Toda su vida anterior, todas las tareas que había ejecutado a nivel profesional o en los domingos que los demás habían dedicado a la pereza, parecían cobrar sentido. Un sentido único que se agrupaba en el centro del organismo y esperaba, como si se tratara de un predador inmóvil y silencioso que prepara el salto. O sencillamente esperaba, del mismo modo que espera, acumulando fuerza, la frase de momento, no.

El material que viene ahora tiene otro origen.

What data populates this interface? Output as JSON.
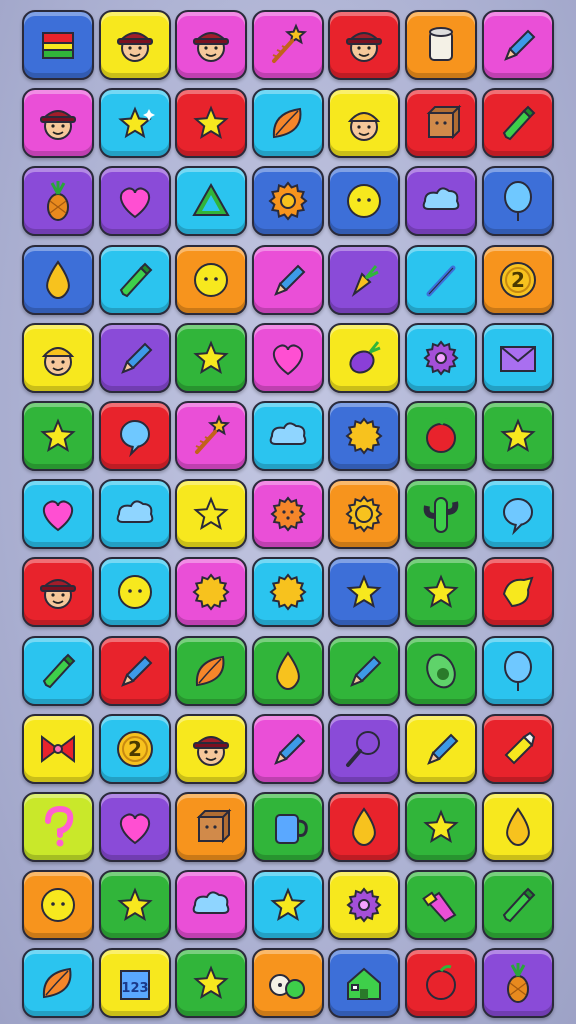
{
  "palette": {
    "red": "#e8232c",
    "yellow": "#f7e81e",
    "magenta": "#ea4fd7",
    "cyan": "#2bc4ef",
    "green": "#31b53a",
    "orange": "#f7941d",
    "purple": "#8a4bd8",
    "blue": "#3d6fd8",
    "lime": "#c9e82a"
  },
  "grid": [
    [
      [
        "blue",
        "gift-icon"
      ],
      [
        "yellow",
        "face-icon"
      ],
      [
        "magenta",
        "face-icon"
      ],
      [
        "magenta",
        "star-wand-icon"
      ],
      [
        "red",
        "face-icon"
      ],
      [
        "orange",
        "jar-icon"
      ],
      [
        "magenta",
        "pencil-icon"
      ]
    ],
    [
      [
        "magenta",
        "face-icon"
      ],
      [
        "cyan",
        "sparkle-star-icon"
      ],
      [
        "red",
        "star-icon"
      ],
      [
        "cyan",
        "leaf-icon"
      ],
      [
        "yellow",
        "face-cap-icon"
      ],
      [
        "red",
        "box-icon"
      ],
      [
        "red",
        "crayon-icon"
      ]
    ],
    [
      [
        "purple",
        "pineapple-icon"
      ],
      [
        "purple",
        "heart-icon"
      ],
      [
        "cyan",
        "triangle-icon"
      ],
      [
        "blue",
        "sunflower-icon"
      ],
      [
        "blue",
        "button-icon"
      ],
      [
        "purple",
        "cloud-icon"
      ],
      [
        "blue",
        "balloon-icon"
      ]
    ],
    [
      [
        "blue",
        "drop-icon"
      ],
      [
        "cyan",
        "crayon-icon"
      ],
      [
        "orange",
        "button-icon"
      ],
      [
        "magenta",
        "pencil-icon"
      ],
      [
        "purple",
        "carrot-icon"
      ],
      [
        "cyan",
        "pen-icon"
      ],
      [
        "orange",
        "coin-icon"
      ]
    ],
    [
      [
        "yellow",
        "face-cap-icon"
      ],
      [
        "purple",
        "pencil-icon"
      ],
      [
        "green",
        "star-icon"
      ],
      [
        "magenta",
        "heart-icon"
      ],
      [
        "yellow",
        "radish-icon"
      ],
      [
        "cyan",
        "flower-icon"
      ],
      [
        "cyan",
        "envelope-icon"
      ]
    ],
    [
      [
        "green",
        "star-icon"
      ],
      [
        "red",
        "bubble-icon"
      ],
      [
        "magenta",
        "star-wand-icon"
      ],
      [
        "cyan",
        "cloud-icon"
      ],
      [
        "blue",
        "burst-icon"
      ],
      [
        "green",
        "apple-icon"
      ],
      [
        "green",
        "star-icon"
      ]
    ],
    [
      [
        "cyan",
        "heart-icon"
      ],
      [
        "cyan",
        "cloud-icon"
      ],
      [
        "yellow",
        "star-icon"
      ],
      [
        "magenta",
        "cookie-icon"
      ],
      [
        "orange",
        "gear-flower-icon"
      ],
      [
        "green",
        "cactus-icon"
      ],
      [
        "cyan",
        "bubble-icon"
      ]
    ],
    [
      [
        "red",
        "face-icon"
      ],
      [
        "cyan",
        "button-icon"
      ],
      [
        "magenta",
        "burst-icon"
      ],
      [
        "cyan",
        "burst-icon"
      ],
      [
        "blue",
        "star-icon"
      ],
      [
        "green",
        "star-icon"
      ],
      [
        "red",
        "plus-icon"
      ]
    ],
    [
      [
        "cyan",
        "crayon-icon"
      ],
      [
        "red",
        "pencil-icon"
      ],
      [
        "green",
        "leaf-icon"
      ],
      [
        "green",
        "drop-icon"
      ],
      [
        "green",
        "pencil-icon"
      ],
      [
        "green",
        "avocado-icon"
      ],
      [
        "cyan",
        "balloon-icon"
      ]
    ],
    [
      [
        "yellow",
        "bow-icon"
      ],
      [
        "cyan",
        "coin-icon"
      ],
      [
        "yellow",
        "face-icon"
      ],
      [
        "magenta",
        "pencil-icon"
      ],
      [
        "purple",
        "racket-icon"
      ],
      [
        "yellow",
        "pencil-icon"
      ],
      [
        "red",
        "glue-icon"
      ]
    ],
    [
      [
        "lime",
        "question-icon"
      ],
      [
        "purple",
        "heart-icon"
      ],
      [
        "orange",
        "box-icon"
      ],
      [
        "green",
        "mug-icon"
      ],
      [
        "red",
        "drop-icon"
      ],
      [
        "green",
        "star-icon"
      ],
      [
        "yellow",
        "drop-icon"
      ]
    ],
    [
      [
        "orange",
        "button-icon"
      ],
      [
        "green",
        "star-icon"
      ],
      [
        "magenta",
        "cloud-icon"
      ],
      [
        "cyan",
        "star-icon"
      ],
      [
        "yellow",
        "flower-icon"
      ],
      [
        "green",
        "marker-icon"
      ],
      [
        "green",
        "crayon-icon"
      ]
    ],
    [
      [
        "cyan",
        "leaf-icon"
      ],
      [
        "yellow",
        "block-icon"
      ],
      [
        "green",
        "star-icon"
      ],
      [
        "orange",
        "dice-icon"
      ],
      [
        "blue",
        "house-icon"
      ],
      [
        "red",
        "apple-icon"
      ],
      [
        "purple",
        "pineapple-icon"
      ]
    ]
  ],
  "labels": {
    "coin": "2",
    "block": "123"
  }
}
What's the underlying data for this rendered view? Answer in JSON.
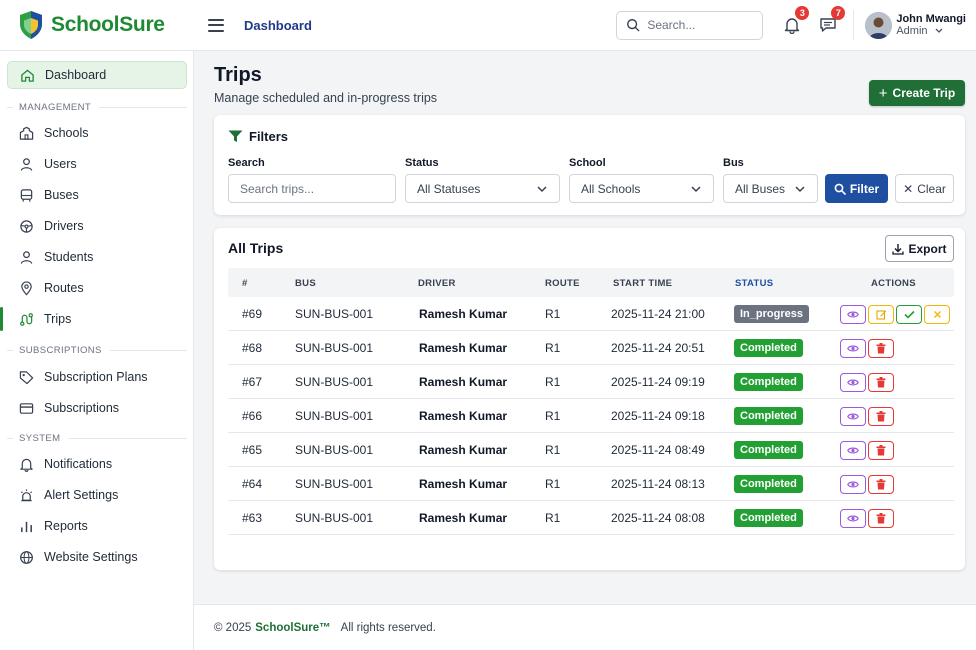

Lenz Buchmann esperaba, sí, pero no quería mantener ese estado de suspensión para siempre. Buchmann esperaba ansioso el momento en que, frente a una multitud expectante, movería el pulgar lentamente hacia abajo, como hacían los antiguos reyes, consciente de las consecuencias prácticas de su gesto.
En el mundo exterior todo avanzaba tal como había previsto. Y la posición de Lenz Buchmann en el mundo sería perfecta de no ser por el tremendo dolor de cabeza que ahora lo atacaba con insistencia, llegado de un territorio indeterminado; suyo, sin duda, pero sobre el que no ejercía el menor control.
Pese a ello, a los fortísimos dolores de cabeza, pese a este aviso, Lenz Buchmann seguía aún entretenido con el mecanismo de sus armas y la definición de sus objetivos.